Le projet d’Émilie : Je me vois pas
Aujourd’hui, Nicolas et Émilie développent leur projet Chanson chacun de leur côté. Pour Émilie c’est La Reine des aveugles qu’elle présente en trio aujourd’hui encouragée par Philippe Pagès, fidèle d’entre les fidèles à ses côtés. Dans quelques jours, le 29 janvier, dans le cadre de Détours de Chant, elle fêtera la sortie de l’album au Chapeau Rouge. Et la voilà qui sublime un coup dur de la vie : d’une demi-cécité, elle crée son personnage, ce personnage qu’elle enrichit peu à peu d’une réflexion nourrie de philosophie, de mythologie grecque. La voilà reine qui chante. Elle cherche encore son costume, de plus en plus épuré.
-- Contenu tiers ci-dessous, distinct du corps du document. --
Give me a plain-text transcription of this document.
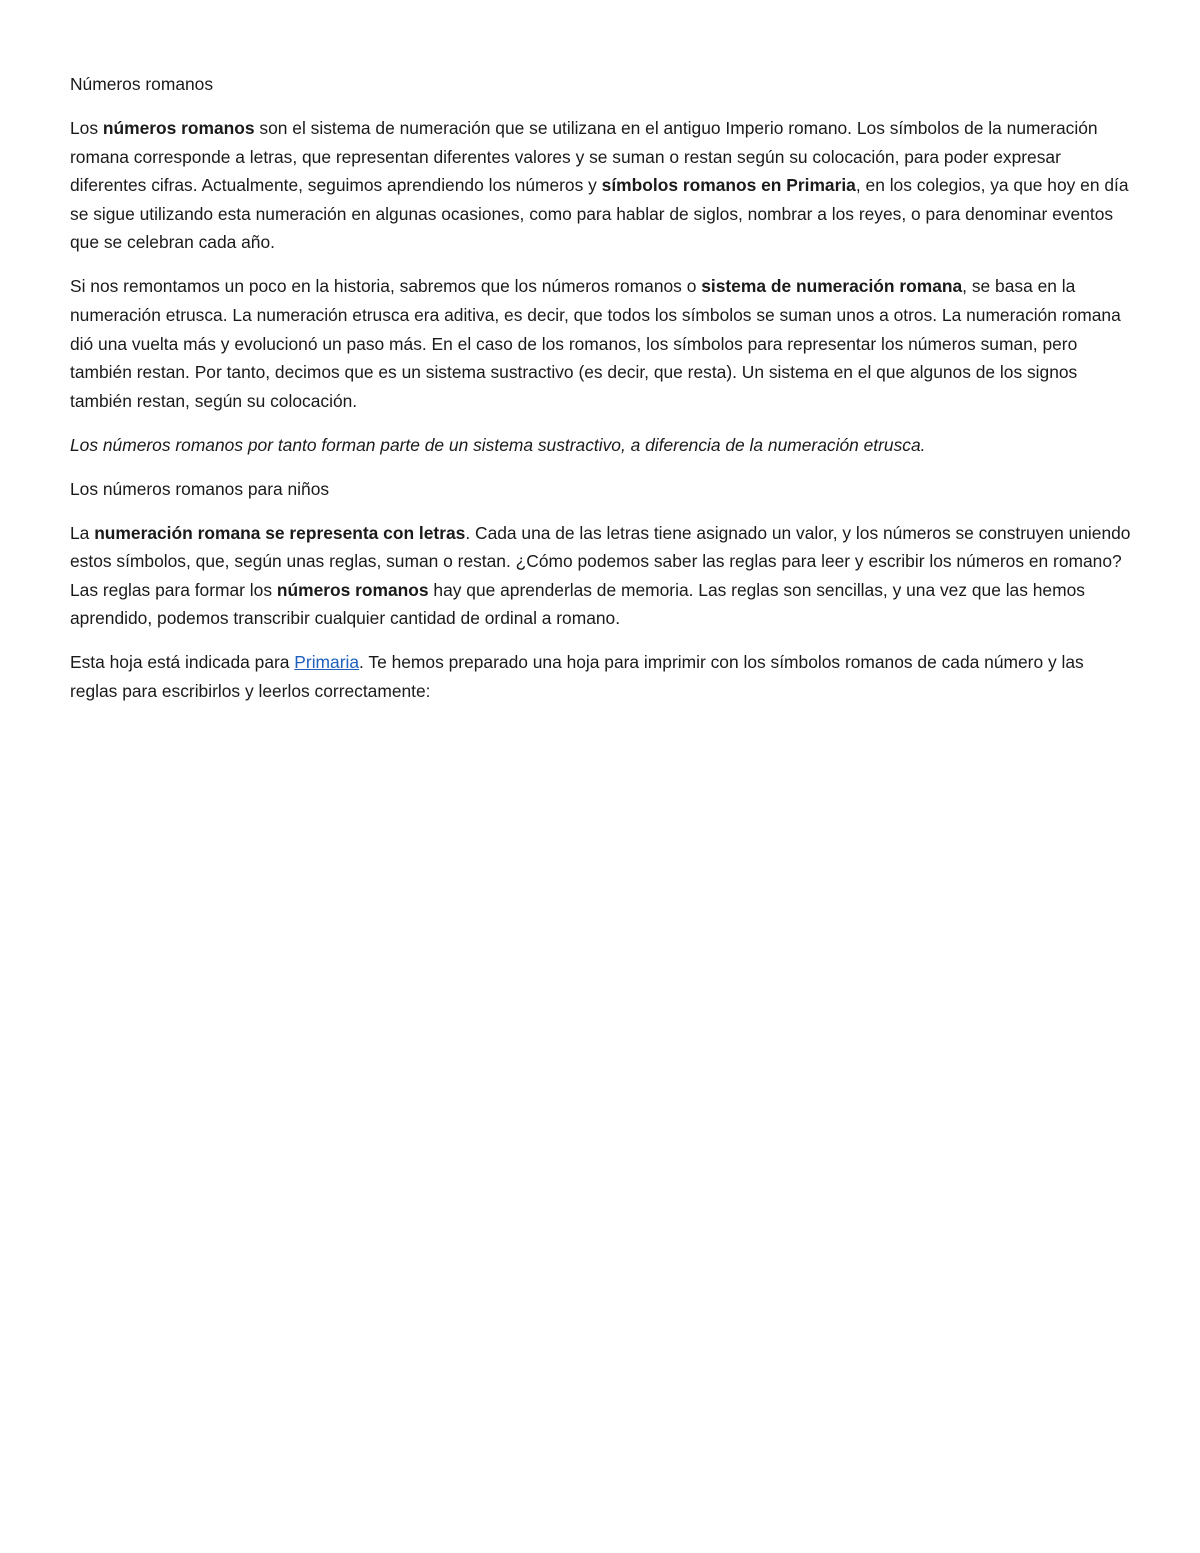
Números romanos

Los números romanos son el sistema de numeración que se utilizana en el antiguo Imperio romano. Los símbolos de la numeración romana corresponde a letras, que representan diferentes valores y se suman o restan según su colocación, para poder expresar diferentes cifras. Actualmente, seguimos aprendiendo los números y símbolos romanos en Primaria, en los colegios, ya que hoy en día se sigue utilizando esta numeración en algunas ocasiones, como para hablar de siglos, nombrar a los reyes, o para denominar eventos que se celebran cada año.

Si nos remontamos un poco en la historia, sabremos que los números romanos o sistema de numeración romana, se basa en la numeración etrusca. La numeración etrusca era aditiva, es decir, que todos los símbolos se suman unos a otros. La numeración romana dió una vuelta más y evolucionó un paso más. En el caso de los romanos, los símbolos para representar los números suman, pero también restan. Por tanto, decimos que es un sistema sustractivo (es decir, que resta). Un sistema en el que algunos de los signos también restan, según su colocación.

Los números romanos por tanto forman parte de un sistema sustractivo, a diferencia de la numeración etrusca.

Los números romanos para niños

La numeración romana se representa con letras. Cada una de las letras tiene asignado un valor, y los números se construyen uniendo estos símbolos, que, según unas reglas, suman o restan. ¿Cómo podemos saber las reglas para leer y escribir los números en romano? Las reglas para formar los números romanos hay que aprenderlas de memoria. Las reglas son sencillas, y una vez que las hemos aprendido, podemos transcribir cualquier cantidad de ordinal a romano.

Esta hoja está indicada para Primaria. Te hemos preparado una hoja para imprimir con los símbolos romanos de cada número y las reglas para escribirlos y leerlos correctamente:
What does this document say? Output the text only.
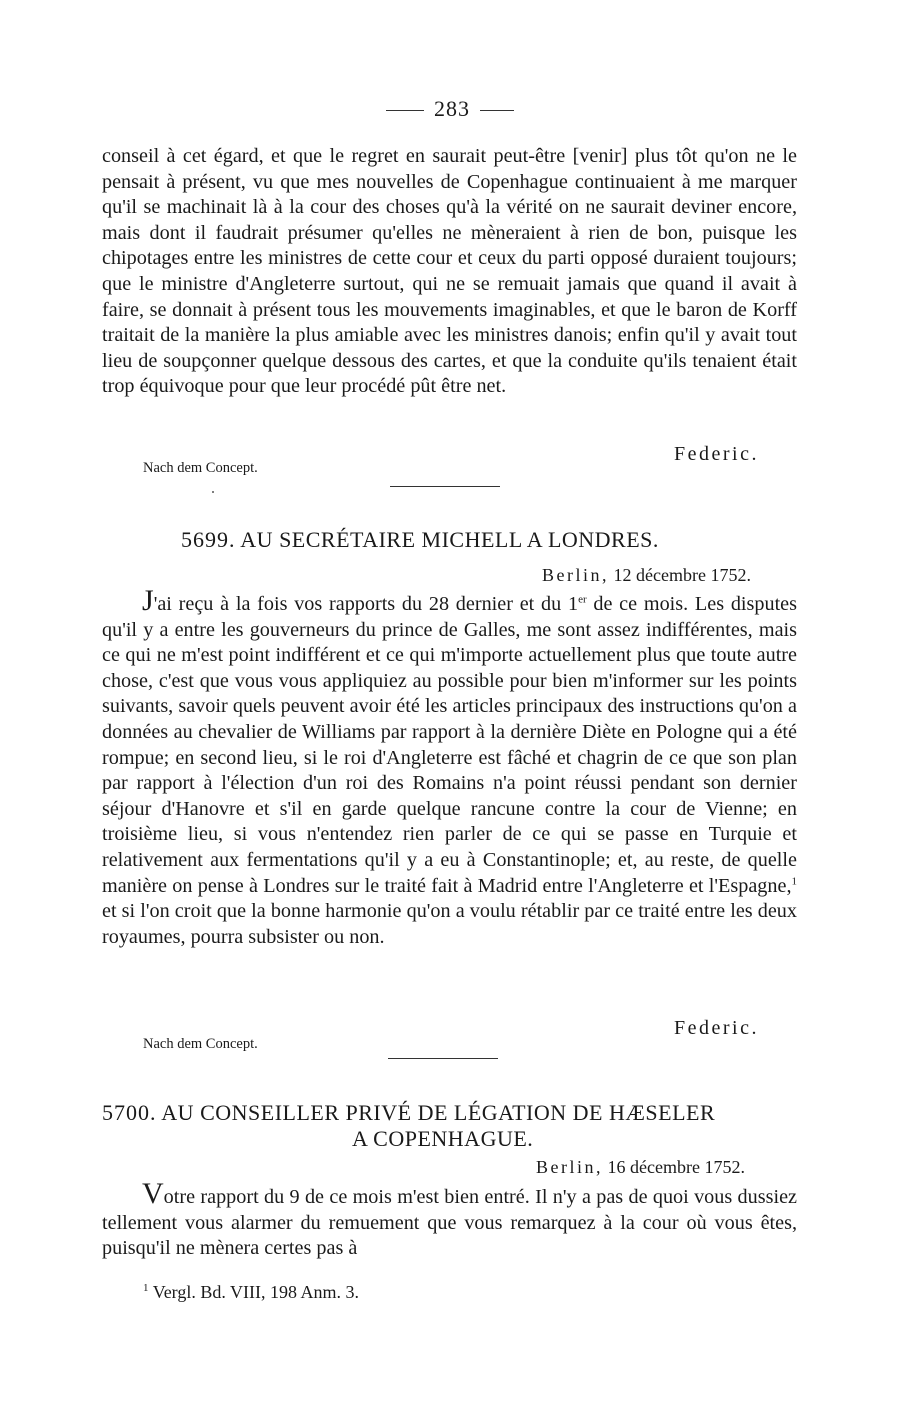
283

conseil à cet égard, et que le regret en saurait peut-être [venir] plus tôt qu'on ne le pensait à présent, vu que mes nouvelles de Copenhague continuaient à me marquer qu'il se machinait là à la cour des choses qu'à la vérité on ne saurait deviner encore, mais dont il faudrait présumer qu'elles ne mèneraient à rien de bon, puisque les chipotages entre les ministres de cette cour et ceux du parti opposé duraient toujours; que le ministre d'Angleterre surtout, qui ne se remuait jamais que quand il avait à faire, se donnait à présent tous les mouvements imaginables, et que le baron de Korff traitait de la manière la plus amiable avec les ministres danois; enfin qu'il y avait tout lieu de soupçonner quelque dessous des cartes, et que la conduite qu'ils tenaient était trop équivoque pour que leur procédé pût être net.

Federic.
Nach dem Concept.
5699. AU SECRÉTAIRE MICHELL A LONDRES.
Berlin, 12 décembre 1752.

J'ai reçu à la fois vos rapports du 28 dernier et du 1er de ce mois. Les disputes qu'il y a entre les gouverneurs du prince de Galles, me sont assez indifférentes, mais ce qui ne m'est point indifférent et ce qui m'importe actuellement plus que toute autre chose, c'est que vous vous appliquiez au possible pour bien m'informer sur les points suivants, savoir quels peuvent avoir été les articles principaux des instructions qu'on a données au chevalier de Williams par rapport à la dernière Diète en Pologne qui a été rompue; en second lieu, si le roi d'Angleterre est fâché et chagrin de ce que son plan par rapport à l'élection d'un roi des Romains n'a point réussi pendant son dernier séjour d'Hanovre et s'il en garde quelque rancune contre la cour de Vienne; en troisième lieu, si vous n'entendez rien parler de ce qui se passe en Turquie et relativement aux fermentations qu'il y a eu à Constantinople; et, au reste, de quelle manière on pense à Londres sur le traité fait à Madrid entre l'Angleterre et l'Espagne,$^1$ et si l'on croit que la bonne harmonie qu'on a voulu rétablir par ce traité entre les deux royaumes, pourra subsister ou non.

Federic.
Nach dem Concept.
5700. AU CONSEILLER PRIVÉ DE LÉGATION DE HÆSELER
A COPENHAGUE.
Berlin, 16 décembre 1752.

Votre rapport du 9 de ce mois m'est bien entré. Il n'y a pas de quoi vous dussiez tellement vous alarmer du remuement que vous remarquez à la cour où vous êtes, puisqu'il ne mènera certes pas à

$^1$ Vergl. Bd. VIII, 198 Anm. 3.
N’allez surtout pas imaginer que l’on baigne dans la tragédie et la noirceur. Point s’en faut ! Émilie a le talent de la dérision, de la satire, de la chute (libre s’entend !) dans ce qu’elle nous dessine de la vie pas toujours rose. La pirouette des derniers mots nous dispense de trop nous émouvoir. Et même si l’on sent émerger ici et là des questions existentielles qui font mouche car on s’aime, plus sûrement « on sème sur cette terre des bouts de soi, mais ça ne repousse pas ! », la Reine des aveugles nous ramène toujours à la scène, au jeu (notre chronique en juin 2014). Et nous voici à échanger sur son personnage qu’elle ne veut surtout pas entraîner du côté d’un féminisme étriqué, ou pire, agressif ! Tous ceux qui lui font ce reproche se trompent. Que ce soit dit !
Nous parlons de Baroque, de cette capacité à laisser libre cours à l’imaginaire, de la poétesse aveugle Angèle Vannier, auteur d’Otages de la nuit disparue en 1980, que j’ai eu la chance de rencontrer et qui m’a laissé le souvenir de sa lumière intérieure. Elle parle de son livre de chevet du moment, de l’auteur chinois, Bi Feiyu, consacré aux aveugles… Et nous finissons en nous remémorant ce concert inoubliable de la comédienne Norah Krief, chantant les sonnets de Shakespeare. C’est à ce concert-là que j’ai pensé en voyant Émilie dans son corset et dans son jeu de rockeuse et c’est précisément ce qu’elle veut faire.
Rencontre vraiment.
Alors, Émilie, pourquoi tu chantes ?
C’est parce que c’est là son espace de liberté et de plaisir, celui d’un enfant malicieux en complicité avec le public. Elle rappelle l’apport irremplaçable des concerts à domicile, ceux de Chantons sous les Toits dont on a parlé récemment. C’est ce plaisir-là qu’il faut parvenir à transposer sur un plateau : un instant de bonheur à partager avec le public. Sans frontières.